Tackling illicit financial flows and tax evasion is also critical. The African Union’s High-Level Panel on Illicit Financial Flows has estimated that Africa loses around US$50 billion in illicit financial flows every year – around double the amount of development assistance being annually injected into the continent. The IMF has moreover estimated 10 per cent of the world’s GDP is held in tax havens. To put these figures into perspective, the ILO has estimated that just 0.23 per cent of global GDP would suffice to provide basic social security guarantees for the entire world’s population.

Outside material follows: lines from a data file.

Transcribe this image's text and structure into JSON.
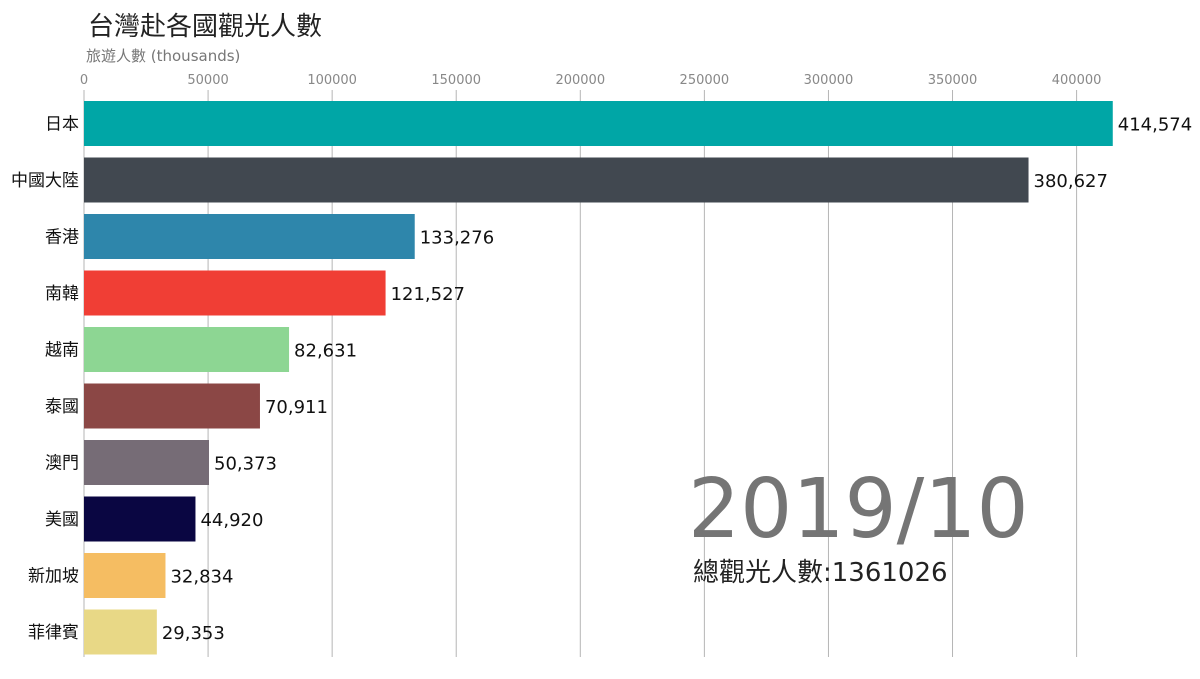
{
  "chart_data": {
    "type": "bar",
    "orientation": "horizontal",
    "title": "台灣赴各國觀光人數",
    "subtitle": "旅遊人數 (thousands)",
    "xlim": [
      0,
      414574
    ],
    "xticks": [
      0,
      50000,
      100000,
      150000,
      200000,
      250000,
      300000,
      350000,
      400000
    ],
    "tick_labels": [
      "0",
      "50000",
      "100000",
      "150000",
      "200000",
      "250000",
      "300000",
      "350000",
      "400000"
    ],
    "grid": true,
    "categories": [
      "日本",
      "中國大陸",
      "香港",
      "南韓",
      "越南",
      "泰國",
      "澳門",
      "美國",
      "新加坡",
      "菲律賓"
    ],
    "values": [
      414574,
      380627,
      133276,
      121527,
      82631,
      70911,
      50373,
      44920,
      32834,
      29353
    ],
    "value_labels": [
      "414,574",
      "380,627",
      "133,276",
      "121,527",
      "82,631",
      "70,911",
      "50,373",
      "44,920",
      "32,834",
      "29,353"
    ],
    "colors": [
      "#00a6a6",
      "#414850",
      "#2e86ab",
      "#f03e35",
      "#8dd693",
      "#8b4745",
      "#766c76",
      "#0a0642",
      "#f5bd62",
      "#e8d886"
    ],
    "period": "2019/10",
    "total_label": "總觀光人數:",
    "total_value": "1361026"
  }
}
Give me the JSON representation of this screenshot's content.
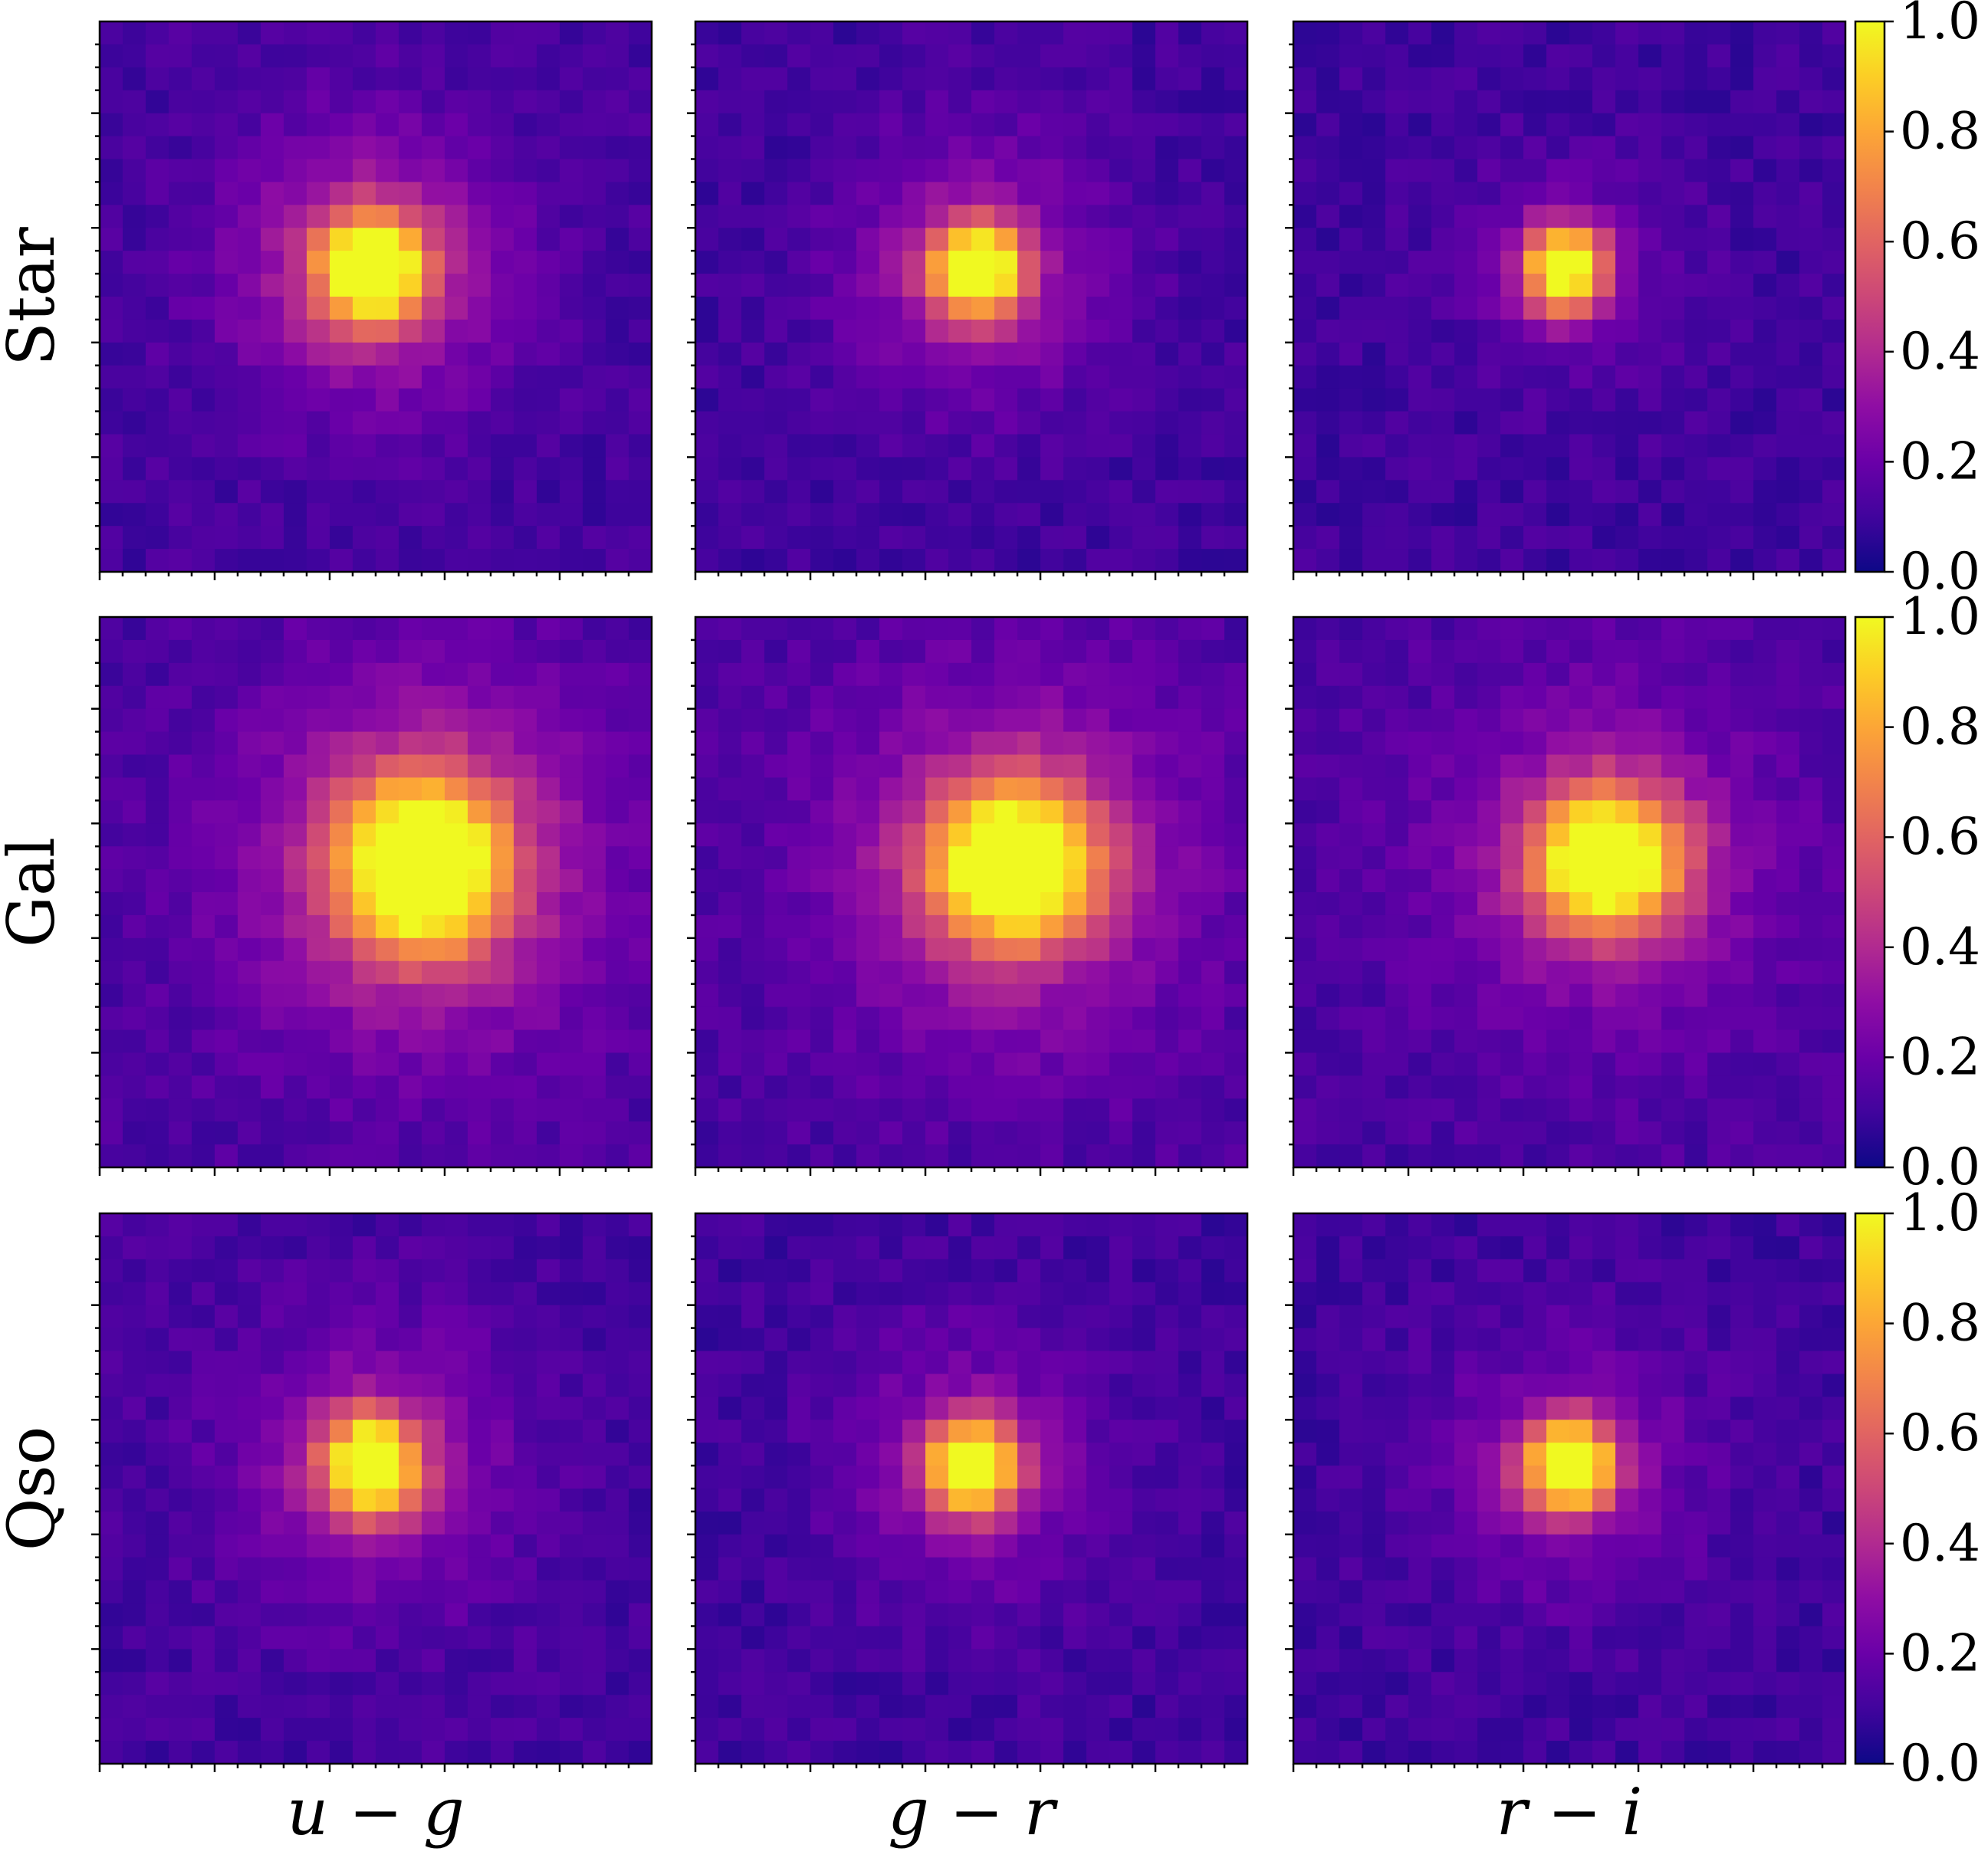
{
  "chart_data": {
    "type": "heatmap",
    "colormap": "plasma",
    "grid": false,
    "rows": [
      "Star",
      "Gal",
      "Qso"
    ],
    "columns": [
      "u − g",
      "g − r",
      "r − i"
    ],
    "colorbar": {
      "range": [
        0.0,
        1.0
      ],
      "ticks": [
        "0.0",
        "0.2",
        "0.4",
        "0.6",
        "0.8",
        "1.0"
      ],
      "placement": "right of each row"
    },
    "grid_size": 24,
    "panels": [
      {
        "row": "Star",
        "column": "u − g",
        "peak_col": 11.8,
        "peak_row": 10.8,
        "sigma_x": 1.5,
        "sigma_y": 1.5,
        "peak": 1.0,
        "halo": 0.35,
        "halo_sigma": 4.0,
        "background": 0.11
      },
      {
        "row": "Star",
        "column": "g − r",
        "peak_col": 12.2,
        "peak_row": 10.8,
        "sigma_x": 1.4,
        "sigma_y": 1.4,
        "peak": 1.0,
        "halo": 0.25,
        "halo_sigma": 4.0,
        "background": 0.1
      },
      {
        "row": "Star",
        "column": "r − i",
        "peak_col": 11.8,
        "peak_row": 10.8,
        "sigma_x": 1.3,
        "sigma_y": 1.4,
        "peak": 1.0,
        "halo": 0.1,
        "halo_sigma": 3.5,
        "background": 0.1
      },
      {
        "row": "Gal",
        "column": "u − g",
        "peak_col": 14.0,
        "peak_row": 10.8,
        "sigma_x": 2.4,
        "sigma_y": 2.5,
        "peak": 1.0,
        "halo": 0.35,
        "halo_sigma": 5.5,
        "background": 0.12
      },
      {
        "row": "Gal",
        "column": "g − r",
        "peak_col": 13.8,
        "peak_row": 10.8,
        "sigma_x": 2.4,
        "sigma_y": 2.3,
        "peak": 1.0,
        "halo": 0.3,
        "halo_sigma": 5.5,
        "background": 0.12
      },
      {
        "row": "Gal",
        "column": "r − i",
        "peak_col": 13.6,
        "peak_row": 10.6,
        "sigma_x": 2.2,
        "sigma_y": 2.1,
        "peak": 1.0,
        "halo": 0.25,
        "halo_sigma": 5.0,
        "background": 0.12
      },
      {
        "row": "Qso",
        "column": "u − g",
        "peak_col": 11.8,
        "peak_row": 11.0,
        "sigma_x": 1.4,
        "sigma_y": 1.5,
        "peak": 1.0,
        "halo": 0.25,
        "halo_sigma": 4.0,
        "background": 0.11
      },
      {
        "row": "Qso",
        "column": "g − r",
        "peak_col": 12.0,
        "peak_row": 11.0,
        "sigma_x": 1.4,
        "sigma_y": 1.4,
        "peak": 1.0,
        "halo": 0.2,
        "halo_sigma": 4.0,
        "background": 0.1
      },
      {
        "row": "Qso",
        "column": "r − i",
        "peak_col": 12.0,
        "peak_row": 11.0,
        "sigma_x": 1.4,
        "sigma_y": 1.4,
        "peak": 1.0,
        "halo": 0.18,
        "halo_sigma": 4.0,
        "background": 0.1
      }
    ]
  }
}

The issue of untapped labour supply is moreover often neglected by governments when addressing the financing question. In most countries, major barriers continue to exist for women and other underrepresented groups, such as youth and migrants, to participate in the labour market. Globally the gender gap in labour market participation stands at a staggering 26.5 percentage points (75 per cent for men versus only 48.5 per cent for women). As many countries are grappling with increasing ageing and a shrinking workforce, facilitating more inclusive labour markets becomes not only an imperative to deliver on equal treatment and equal opportunities, but it is economically essential. Supporting the transition from the informal to formal economy is also essential, given that over 60 per cent of the global labour force is estimated to work in the informal economy – posing a two-fold challenge in terms of the rights and protections afforded to these workers, and the financing base for social protection due to unpaid taxes and social security contributions.

Financing social protection systems that are both adequate and sustainable is not a fantasy. There are a number of measures that governments can take to raise the resources needed, it is merely a question of political will. As the impact of austerity continues to deepen, Global Social Protection Week must serve a reminder to governments to set their priorities straight.